Live Recordings of the Grateful Dead
The Grateful Dead and its world of tapers has finally got its claws into me. I don’t know if it’s the band and their catalogue so much as the lovingly-curated cultural artifacts around them. Undoubtedly, there are/were better bands with better songs and performances out there. But what other group has such an earthiness in their music and a wealth of well-documented live recordings available on archive.org?
I’ve lately been taking a Java programming course at one of Virginia’s finer community colleges.
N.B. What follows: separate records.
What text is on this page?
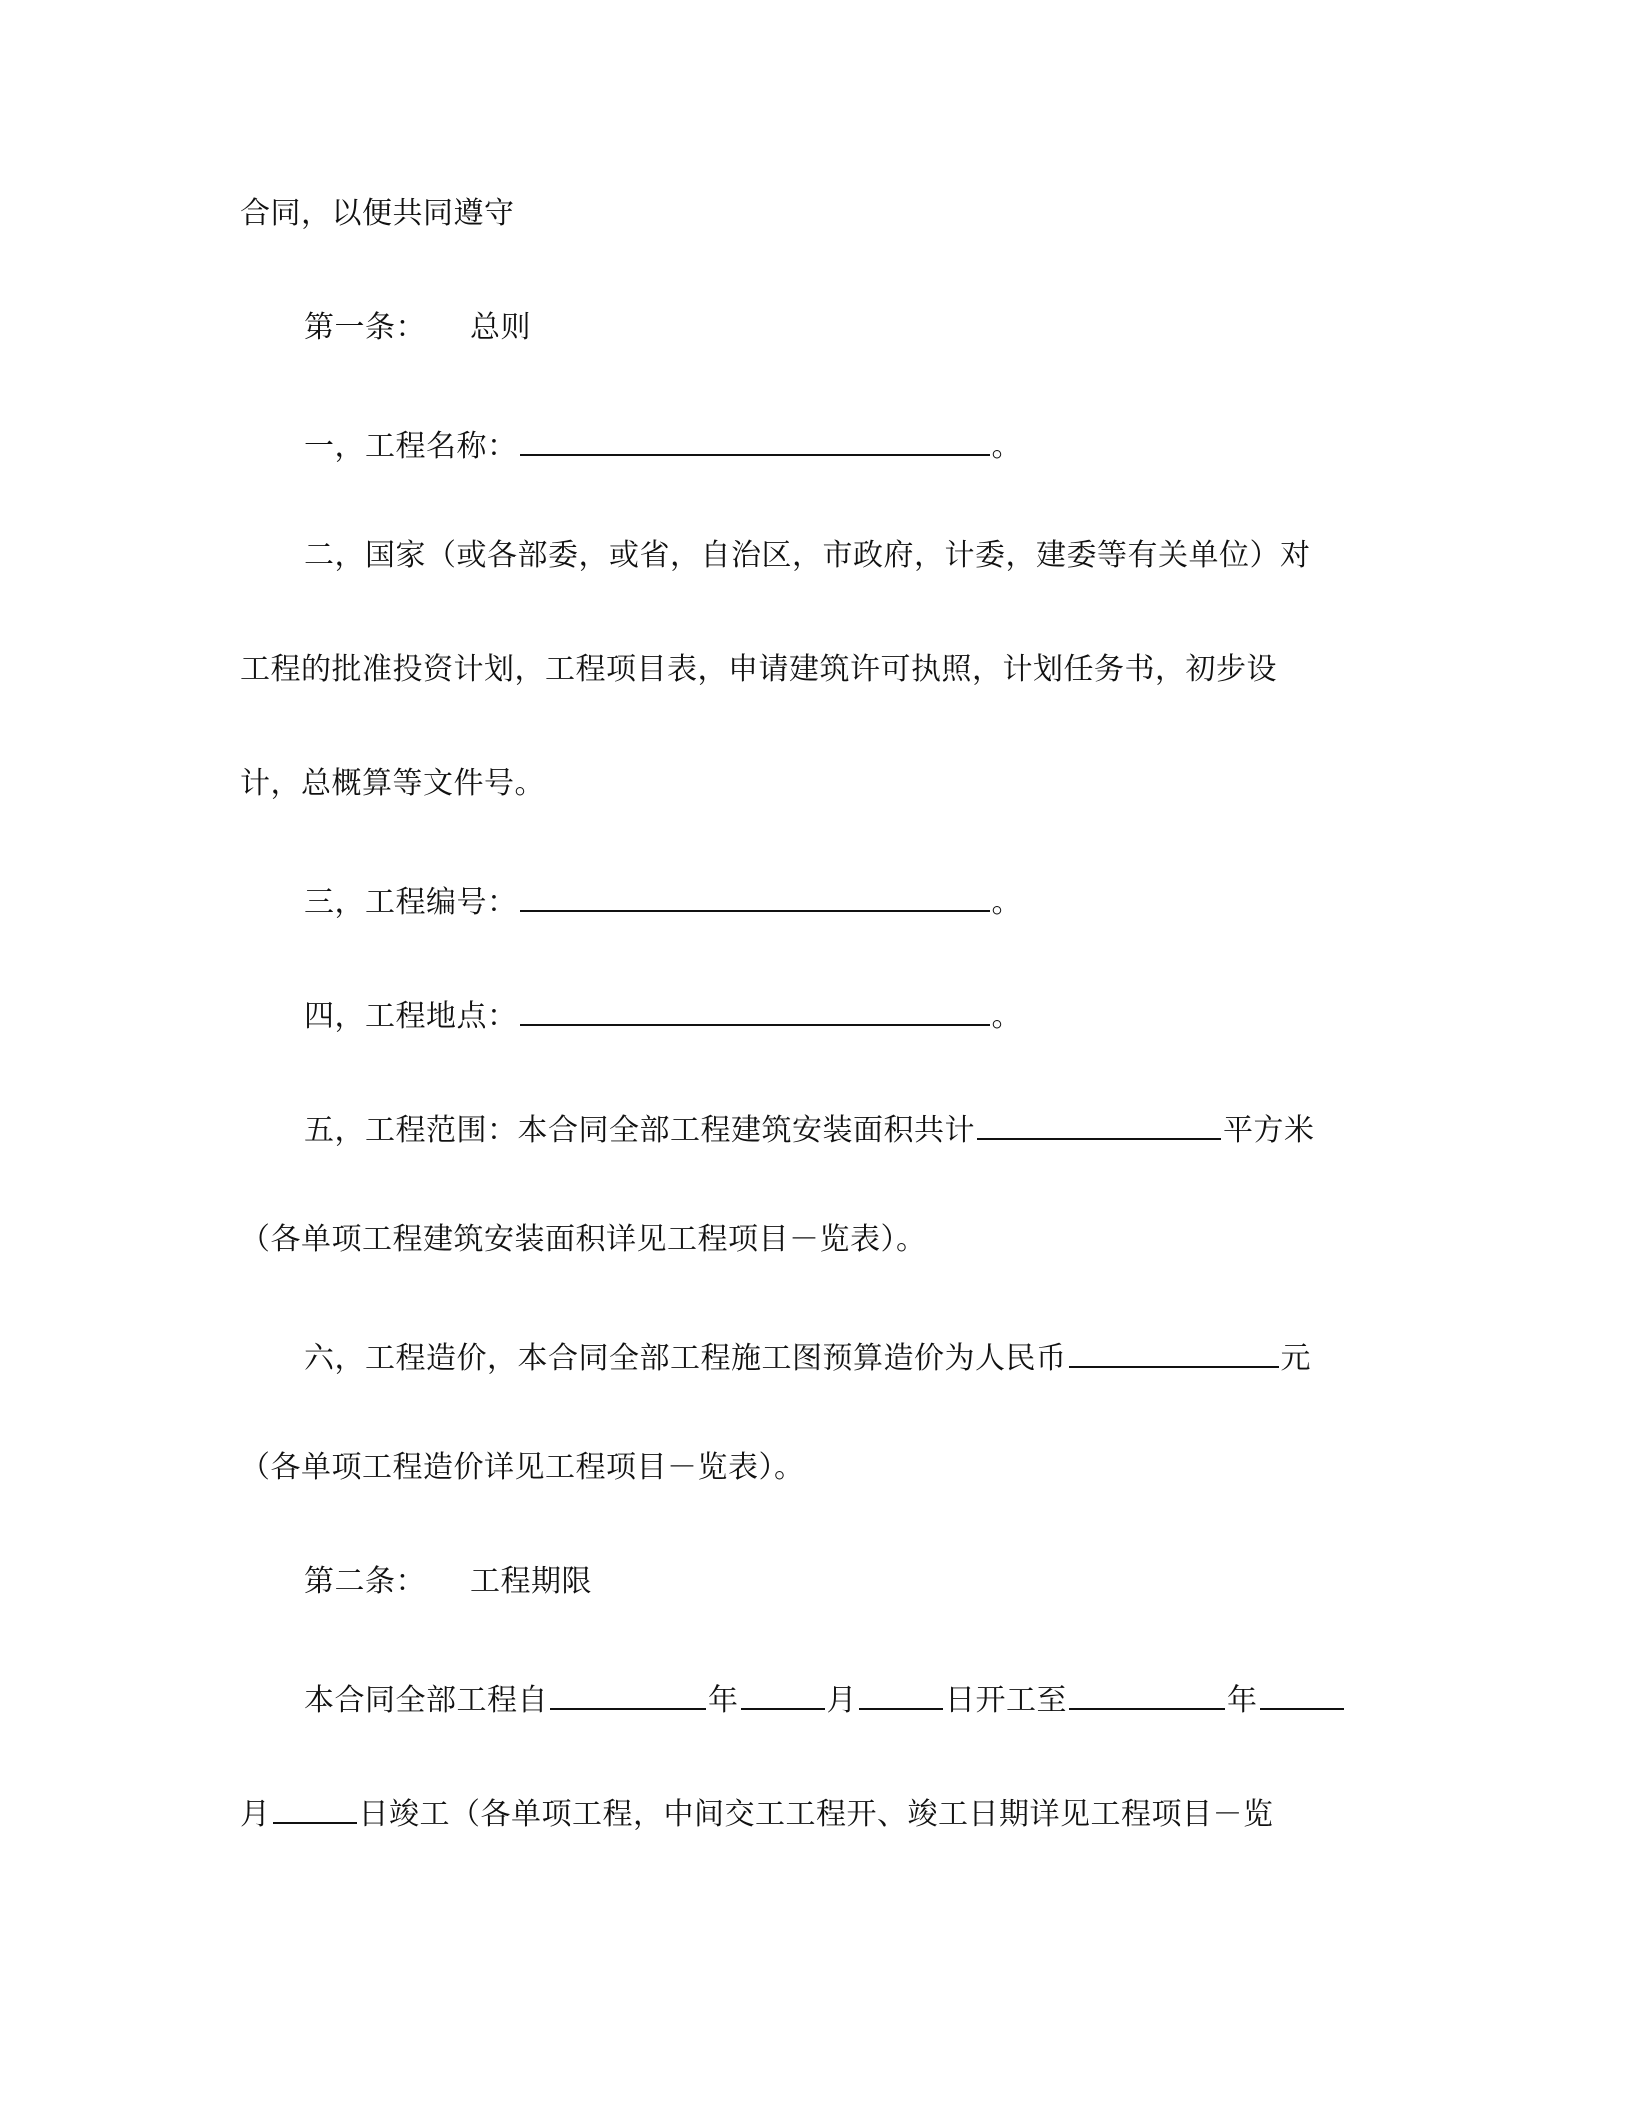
合同，以便共同遵守
第一条： 总则
一，工程名称：	。
二，国家（或各部委，或省，自治区，市政府，计委，建委等有关单位）对
工程的批准投资计划，工程项目表，申请建筑许可执照，计划任务书，初步设
计，总概算等文件号。
三，工程编号：	。
四，工程地点：	。
五，工程范围：本合同全部工程建筑安装面积共计	平方米
（各单项工程建筑安装面积详见工程项目－览表）。
六，工程造价，本合同全部工程施工图预算造价为人民币	元
（各单项工程造价详见工程项目－览表）。
第二条： 工程期限
本合同全部工程自	年	月	日开工至	年
月	日竣工（各单项工程，中间交工工程开、竣工日期详见工程项目－览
Not to devalue the music, but Grateful Dead live recordings go extremely well with reading and studying for this class. (The Logitech Squeezebox and the Live Music Archive make these especially easy to get to.) You can pay as much or as little attention as you like, but the music is always there, comforting, like water. A few clicks with the Squeezebox remote will tell you whether the show you’re listening to originated from Sony condenser mics and a 770 reel recorder in the audience (AUD) or through a direct soundboard (SBD) feed. My preference has been with AUDs like this 1971 show; they’re gentler on the ear when they’re done well. Either way, you go through an aural time machine. The real treats for me are the shows that happened before I was born.
I’ve been particularly enamored with the Grateful Dead Listening Guide - apparently written just for people like me who are only just dipping their toes in. It’s kryptonite for a frustrated archivist.
Don’t even get me started on the Wall of Sound and how cool their “matched pairs of condenser microphones spaced 60 mm apart and run out of phase” vocal mic system was.